C'est un plat qui incarne parfaitement l'esprit de La Réunion : la résilience et l'humour. On ne se prive pas de plaisir sous prétexte que le budget est serré. C'est un plat "trompe-l'œil" qui, accompagné d'un bon riz blanc et de grains (lentilles de Cilaos par exemple), procure autant de bonheur qu'un plat de fête.
💡 Le saviez-vous ? :
On appelle aussi parfois ce genre de plats des "caris de secours". Mais ne vous y trompez pas : bien souvent, les invités finissent par saucer la marmite avec plus d'enthousiasme que pour un cari complexe.
C'est le plat de la nostalgie par excellence. Celui qu'on prépare quand la cuisine est presque vide, mais qu'on veut quand même régaler toute la famille. Un vrai délice avec un riz bien chaud et un peu de piment la pâte.

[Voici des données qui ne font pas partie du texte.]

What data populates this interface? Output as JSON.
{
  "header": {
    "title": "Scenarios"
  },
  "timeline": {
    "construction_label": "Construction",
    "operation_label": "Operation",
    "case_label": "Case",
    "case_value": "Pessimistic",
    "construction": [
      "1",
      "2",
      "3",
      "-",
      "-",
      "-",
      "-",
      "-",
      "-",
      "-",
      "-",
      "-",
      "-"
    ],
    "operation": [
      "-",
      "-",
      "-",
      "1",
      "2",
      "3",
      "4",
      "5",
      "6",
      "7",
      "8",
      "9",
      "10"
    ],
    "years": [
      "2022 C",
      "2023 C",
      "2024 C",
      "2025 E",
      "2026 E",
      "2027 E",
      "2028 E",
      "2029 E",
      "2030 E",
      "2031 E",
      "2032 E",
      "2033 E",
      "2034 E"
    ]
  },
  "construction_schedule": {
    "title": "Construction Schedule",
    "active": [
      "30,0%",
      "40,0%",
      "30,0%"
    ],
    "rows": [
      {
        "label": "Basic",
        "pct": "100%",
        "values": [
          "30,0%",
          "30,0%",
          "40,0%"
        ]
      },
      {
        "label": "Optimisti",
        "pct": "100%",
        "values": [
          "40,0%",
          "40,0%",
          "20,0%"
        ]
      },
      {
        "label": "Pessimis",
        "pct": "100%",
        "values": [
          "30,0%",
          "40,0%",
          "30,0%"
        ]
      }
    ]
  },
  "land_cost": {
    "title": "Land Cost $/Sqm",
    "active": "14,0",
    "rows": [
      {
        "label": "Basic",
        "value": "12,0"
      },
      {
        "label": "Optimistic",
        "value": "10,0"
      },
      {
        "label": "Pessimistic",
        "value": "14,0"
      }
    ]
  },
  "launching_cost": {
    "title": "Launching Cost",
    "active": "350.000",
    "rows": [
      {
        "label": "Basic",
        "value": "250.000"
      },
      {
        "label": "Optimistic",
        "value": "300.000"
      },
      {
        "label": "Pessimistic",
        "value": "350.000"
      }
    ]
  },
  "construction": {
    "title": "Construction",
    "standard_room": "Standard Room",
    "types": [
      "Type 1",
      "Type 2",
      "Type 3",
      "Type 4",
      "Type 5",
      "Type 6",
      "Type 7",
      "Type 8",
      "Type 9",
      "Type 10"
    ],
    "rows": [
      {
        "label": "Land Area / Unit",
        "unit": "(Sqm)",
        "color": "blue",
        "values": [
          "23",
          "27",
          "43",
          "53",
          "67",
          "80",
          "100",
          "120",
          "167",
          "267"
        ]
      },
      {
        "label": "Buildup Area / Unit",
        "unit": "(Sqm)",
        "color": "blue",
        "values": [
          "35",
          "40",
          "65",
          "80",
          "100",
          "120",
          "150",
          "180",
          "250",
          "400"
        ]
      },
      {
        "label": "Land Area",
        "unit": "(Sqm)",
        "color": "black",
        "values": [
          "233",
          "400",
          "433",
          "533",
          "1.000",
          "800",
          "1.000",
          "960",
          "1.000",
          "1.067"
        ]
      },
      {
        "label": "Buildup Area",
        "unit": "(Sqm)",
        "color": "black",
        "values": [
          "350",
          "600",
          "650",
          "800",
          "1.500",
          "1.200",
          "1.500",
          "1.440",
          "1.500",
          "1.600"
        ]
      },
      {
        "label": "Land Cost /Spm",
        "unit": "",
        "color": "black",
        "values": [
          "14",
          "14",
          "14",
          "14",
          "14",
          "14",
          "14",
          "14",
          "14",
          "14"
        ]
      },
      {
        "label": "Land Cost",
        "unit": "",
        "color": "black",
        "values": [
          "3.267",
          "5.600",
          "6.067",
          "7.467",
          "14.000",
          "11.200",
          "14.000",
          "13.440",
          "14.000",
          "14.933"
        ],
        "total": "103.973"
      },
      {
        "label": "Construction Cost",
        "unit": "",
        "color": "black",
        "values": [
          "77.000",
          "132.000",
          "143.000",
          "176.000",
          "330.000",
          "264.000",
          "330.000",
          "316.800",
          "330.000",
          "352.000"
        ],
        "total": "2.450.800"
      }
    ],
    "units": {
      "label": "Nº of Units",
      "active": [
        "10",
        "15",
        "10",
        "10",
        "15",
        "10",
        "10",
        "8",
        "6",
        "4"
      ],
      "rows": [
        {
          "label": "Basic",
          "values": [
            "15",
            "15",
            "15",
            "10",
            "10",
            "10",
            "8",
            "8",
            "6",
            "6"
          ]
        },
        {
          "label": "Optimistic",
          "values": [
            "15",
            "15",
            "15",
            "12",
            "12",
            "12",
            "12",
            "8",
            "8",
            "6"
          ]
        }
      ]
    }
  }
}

C'est la recette magique des fins de mois ou des déjeuners rapides qui ont le goût du réconfort. L'œuf vient adoucir la force de la sardine et donner du volume au plat. À La Réunion (974), on l'appelle souvent le "cari la misère", mais il est tellement bon qu'on en ferait bien tous les jours.
Cette recette s'inspire des travaux du regretté Christian Antou, chef cuisinier de référence à La Réunion. (974' Son expertise et son amour pour la cuisine créole ont fait de lui une véritable institution. Son site "goutanou" est en sommeil, mais de nombreuses recettes subsistent.
Finalement, est-ce vraiment un cari de pauvres ? Avec autant de saveurs et de souvenirs, c’est sans doute l’un des plats les plus riches de notre patrimoine.